High-energy gamma-ray observations above 10 GeV with CALET on the International Space Station

Date

2022-03-18

Department

Program

Citation of Original Publication

“High-energy gamma-ray observations above 10 GeV with CALET on the International Space Station,” M. Mori for the CALET Collaboration, Proceedings of Science: 37th International Cosmic Ray Conference, (Berlin, Germany), 619 (2021). https://doi.org/10.22323/1.395.0619

Rights

This work was written as part of one of the author's official duties as an Employee of the United States Government and is therefore a work of the United States Government. In accordance with 17 U.S.C. 105, no copyright protection is available for such works under U.S. Law.
Public Domain Mark 1.0

Subjects

Abstract

Since the deployment of the CALorimetric Electron Telescope (CALET) on the exposure facility of the Japanese Experiment Module (JEM) `Kibo' of the International Space Station in 2015, CALET is accumulating cosmic ray data steadily without any serious faults up to now.
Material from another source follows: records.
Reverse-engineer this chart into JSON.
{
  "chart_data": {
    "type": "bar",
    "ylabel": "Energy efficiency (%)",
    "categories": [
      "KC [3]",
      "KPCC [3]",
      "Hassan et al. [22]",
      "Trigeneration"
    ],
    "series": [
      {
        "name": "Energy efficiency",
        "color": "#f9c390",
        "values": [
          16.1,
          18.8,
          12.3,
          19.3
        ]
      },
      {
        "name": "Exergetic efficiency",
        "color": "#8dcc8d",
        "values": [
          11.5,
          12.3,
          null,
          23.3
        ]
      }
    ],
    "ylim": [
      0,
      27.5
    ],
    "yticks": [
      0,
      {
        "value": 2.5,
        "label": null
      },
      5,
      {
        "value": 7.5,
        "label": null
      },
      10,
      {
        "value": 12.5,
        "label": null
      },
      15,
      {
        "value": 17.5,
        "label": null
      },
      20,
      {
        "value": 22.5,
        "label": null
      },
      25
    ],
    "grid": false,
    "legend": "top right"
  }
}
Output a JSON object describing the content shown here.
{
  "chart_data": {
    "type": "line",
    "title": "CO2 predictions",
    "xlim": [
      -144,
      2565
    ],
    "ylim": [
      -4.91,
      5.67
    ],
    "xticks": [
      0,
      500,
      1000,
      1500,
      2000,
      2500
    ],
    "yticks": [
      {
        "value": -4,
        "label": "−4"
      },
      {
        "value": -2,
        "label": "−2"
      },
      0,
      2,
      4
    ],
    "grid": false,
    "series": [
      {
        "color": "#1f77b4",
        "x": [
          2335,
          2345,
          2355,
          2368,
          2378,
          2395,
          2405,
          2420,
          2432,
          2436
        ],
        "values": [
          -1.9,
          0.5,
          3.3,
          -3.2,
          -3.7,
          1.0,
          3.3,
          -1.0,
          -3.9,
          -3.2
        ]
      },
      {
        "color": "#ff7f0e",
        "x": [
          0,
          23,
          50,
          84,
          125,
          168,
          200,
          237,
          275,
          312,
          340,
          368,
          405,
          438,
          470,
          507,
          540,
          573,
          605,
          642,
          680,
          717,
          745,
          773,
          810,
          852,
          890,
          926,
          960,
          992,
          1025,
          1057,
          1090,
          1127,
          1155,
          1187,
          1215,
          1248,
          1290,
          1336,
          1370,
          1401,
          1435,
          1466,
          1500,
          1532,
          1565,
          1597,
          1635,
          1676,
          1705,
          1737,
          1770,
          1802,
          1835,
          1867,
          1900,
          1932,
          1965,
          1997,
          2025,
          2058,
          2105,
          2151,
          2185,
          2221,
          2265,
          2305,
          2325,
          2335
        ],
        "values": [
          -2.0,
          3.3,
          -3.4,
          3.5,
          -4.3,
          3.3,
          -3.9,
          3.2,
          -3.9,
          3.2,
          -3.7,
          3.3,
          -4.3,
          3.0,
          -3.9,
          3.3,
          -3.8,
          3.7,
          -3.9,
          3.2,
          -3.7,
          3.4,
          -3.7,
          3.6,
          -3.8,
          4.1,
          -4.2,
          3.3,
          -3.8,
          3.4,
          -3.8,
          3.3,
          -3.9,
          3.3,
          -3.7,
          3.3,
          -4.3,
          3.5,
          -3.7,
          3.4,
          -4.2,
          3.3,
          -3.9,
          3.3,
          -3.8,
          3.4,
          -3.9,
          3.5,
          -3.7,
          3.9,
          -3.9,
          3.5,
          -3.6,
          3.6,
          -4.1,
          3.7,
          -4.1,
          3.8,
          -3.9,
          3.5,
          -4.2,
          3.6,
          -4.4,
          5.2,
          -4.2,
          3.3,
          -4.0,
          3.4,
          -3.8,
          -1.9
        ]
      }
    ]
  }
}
Although CALET is basically a high-energy cosmic-ray detector, its composite and thick detector structure allow us to separate gamma rays from charged cosmic rays clearly up the TeV energy region. In this paper, analysis of gamma-ray events above 10 GeV obtained by the `high-energy' triggers, which is the basic trigger mode of CALET for cosmic-ray observations and is always effective regardless of the ISS position in orbit, are reported. Especially, good energy resolution (less than 3% at 10 GeV) of CALET enables us to search for spectral features in the gamma-ray energy spectrum such as lines possibly caused by annihilation of dark matter particles. Gamma-ray events above 10 GeV observed during five years of CALET operation have been analyzed to search for possible line signals in the energy spectra assuming various region-of-interests of the sky depending on the proposed Galactic density profile models. We found no hint of line signals and preliminary upper limits on parameters of the DM annihilation and decay models have been obtained.